Of 554 children who the treating physicians thought were unlikely to have the disease (score 1-3), 12% had Lyme disease. Out of 127 patients who the treating physicians thought were very likely to have Lyme (score 8-10), 31% did not have the disease. These findings suggest that although clinician suspicion of Lyme disease can assist with initial management, final decisions and diagnoses should not be made until laboratory confirmation arrives.

“New approaches for the diagnosis of Lyme disease that include more rapid and more accurate diagnostic tests are needed,” Nigrovic and colleagues wrote. “Although 2-tiered Lyme disease serology takes several days to return results in more clinical settings, final patient management decisions should await confirmatory test results to avoid both over- and underdiagnosis of Lyme disease.” – by Savannah Demko

 Disclosure: The authors report no relevant financial disclosures.

 

    Perspective
    Eugene Shapiro

    Eugene Shapiro

    The conclusion of the authors of this study could be a bit misleading. I do not agree that the clinical suspicion of the clinicians was only minimally accurate in patients without eythema migrans (EM). Most of the other manifestations of Lyme disease, such as arthritis or facial nerve palsy, are not specific for Lyme disease, so laboratory confirmation is necessary.

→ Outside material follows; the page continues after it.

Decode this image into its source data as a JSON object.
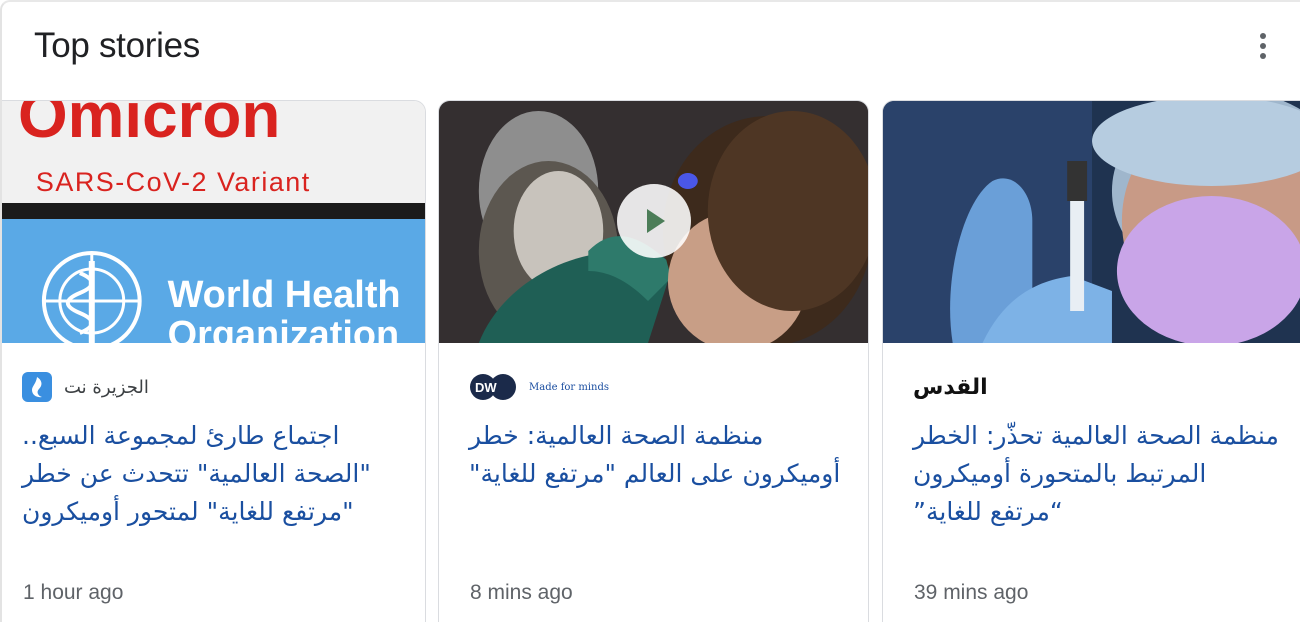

    The authors only included patients for whom antibody tests had been ordered. It is likely that there were many more patients (not included in the study) for whom Lyme disease was considered but was ruled out based on clinical judgment. The area under the ROC curve for the estimates of the clinicians was 75%, which the authors classified as minimally accurate. The standard of accuracy used by the authors is arbitrary and usually is applied to classification of the accuracy of laboratory (or radiographic) tests to confirm a clinical diagnosis, not to classification of the accuracy of the clinical diagnosis alone. If the estimates were no more accurate than would be expected by chance, the area under the curve would be 50%. Thus, the estimates of the clinicians were 50% better than would be expected by chance alone — not that bad.

    Moreover, Lyme disease was confirmed in 11.7% and 69.3% of patients in whom the clinicians thought that Lyme disease was either “unlikely” or “very likely,” respectively (OR = 17; P < 0.0001) — pretty good! Is this good enough to forgo laboratory tests to make a diagnosis of Lyme disease? As the authors conclude, of course not! The accuracy of these estimates are probably comparable to those of most clinicians, and as good as or better than estimates (without laboratory test results) for a number of other conditions.

    My conclusion is that in patients with manifestations of Lyme disease other than EM, laboratory confirmation is necessary.

    • Eugene Shapiro, MD
    • Professor of pediatrics and epidemiology Yale School of Medicine

    Disclosures: Shapiro reports no relevant financial disclosures.